Examining our data closely, two patients appeared to have CLCR values that were well outside the 'normal' range, and as such, lack biological plausibility (Figures 2, 3, 4 and 5). These 'outliers' likely represent a random error in measurement, although on repeated inspection, no specific fault could be identified. These results are reported in order to maintain the integrity of the dataset, but must be viewed with caution. Repeating the analysis after removing these values (n = 84), continued to demonstrate clinically unacceptable bias and precision (Cockcroft-Gault CLCR 30 ± 47 ml/min/1.73 m2, modified Cockcroft-Gault CLCR 75 ± 39 ml/min/1.73 m2, 4-variable MDRD 40 ± 52 ml/min/1.73 m2, and 6-variable MDRD 59 ± 49 ml/min/1.73 m2) as compared with the measured values.

Conclusions

In conclusion, this study has demonstrated that commonly employed estimates are inaccurate in quantifying GFR in a sub-group of critically ill patients with ARC. Both Cockcroft-Gault and MDRD derived values significantly underestimate the measured CLCR and are insensitive in identifying this phenomenon. This has important ramifications for adequate dosing of various pharmaceuticals in this setting, particularly antibacterial agents. Clinicians should be cautious in altering prescriptions on the basis of mathematical estimates alone. Instead we recommend the routine use of measured CLCR as a surrogate of GFR in the ICU.

Key messages

  • A significant proportion of critically ill patients will have creatinine clearances well above the normal reference range, a phenomenon termed ARC.

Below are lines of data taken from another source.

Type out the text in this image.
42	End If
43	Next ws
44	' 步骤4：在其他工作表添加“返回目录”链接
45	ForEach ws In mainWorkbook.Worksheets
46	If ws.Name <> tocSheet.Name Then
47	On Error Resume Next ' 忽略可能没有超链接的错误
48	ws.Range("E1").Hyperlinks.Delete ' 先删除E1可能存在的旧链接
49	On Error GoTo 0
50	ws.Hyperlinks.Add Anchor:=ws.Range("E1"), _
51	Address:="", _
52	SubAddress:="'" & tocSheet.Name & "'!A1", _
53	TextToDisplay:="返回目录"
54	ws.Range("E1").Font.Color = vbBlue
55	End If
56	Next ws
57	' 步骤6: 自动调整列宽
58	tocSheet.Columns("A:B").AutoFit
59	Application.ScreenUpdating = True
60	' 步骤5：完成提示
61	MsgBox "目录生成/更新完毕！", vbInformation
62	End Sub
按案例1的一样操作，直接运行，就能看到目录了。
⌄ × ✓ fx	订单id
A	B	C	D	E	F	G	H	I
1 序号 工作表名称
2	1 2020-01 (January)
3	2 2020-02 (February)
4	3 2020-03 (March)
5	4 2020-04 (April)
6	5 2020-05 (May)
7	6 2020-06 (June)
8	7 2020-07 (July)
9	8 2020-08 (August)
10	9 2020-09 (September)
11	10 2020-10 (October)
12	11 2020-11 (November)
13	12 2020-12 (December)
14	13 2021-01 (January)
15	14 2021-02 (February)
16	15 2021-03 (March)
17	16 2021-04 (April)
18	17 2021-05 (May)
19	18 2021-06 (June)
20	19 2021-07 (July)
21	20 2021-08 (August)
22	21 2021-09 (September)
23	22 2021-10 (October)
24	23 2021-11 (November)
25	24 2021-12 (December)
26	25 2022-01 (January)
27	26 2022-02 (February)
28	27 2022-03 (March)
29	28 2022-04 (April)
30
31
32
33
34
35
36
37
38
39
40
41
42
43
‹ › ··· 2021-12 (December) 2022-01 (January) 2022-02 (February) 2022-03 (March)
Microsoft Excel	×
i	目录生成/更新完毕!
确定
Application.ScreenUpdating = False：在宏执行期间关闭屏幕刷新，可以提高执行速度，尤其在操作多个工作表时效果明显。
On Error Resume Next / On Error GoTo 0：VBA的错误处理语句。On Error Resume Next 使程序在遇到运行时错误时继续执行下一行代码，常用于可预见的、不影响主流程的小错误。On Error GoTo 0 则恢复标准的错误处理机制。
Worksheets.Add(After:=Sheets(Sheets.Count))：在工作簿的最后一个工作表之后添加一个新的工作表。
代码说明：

  • Creatinine clearance is closely correlated with renal drug elimination.

  • Mathematical estimates of GFR and creatinine clearance are flawed in the critically ill, and will tend to significantly under-estimate renal function in those with ARC.

  • Altering drug prescription on the basis of these estimates is likely to lead to sub-therapeutic drug concentrations, promoting the possibility of treatment failure.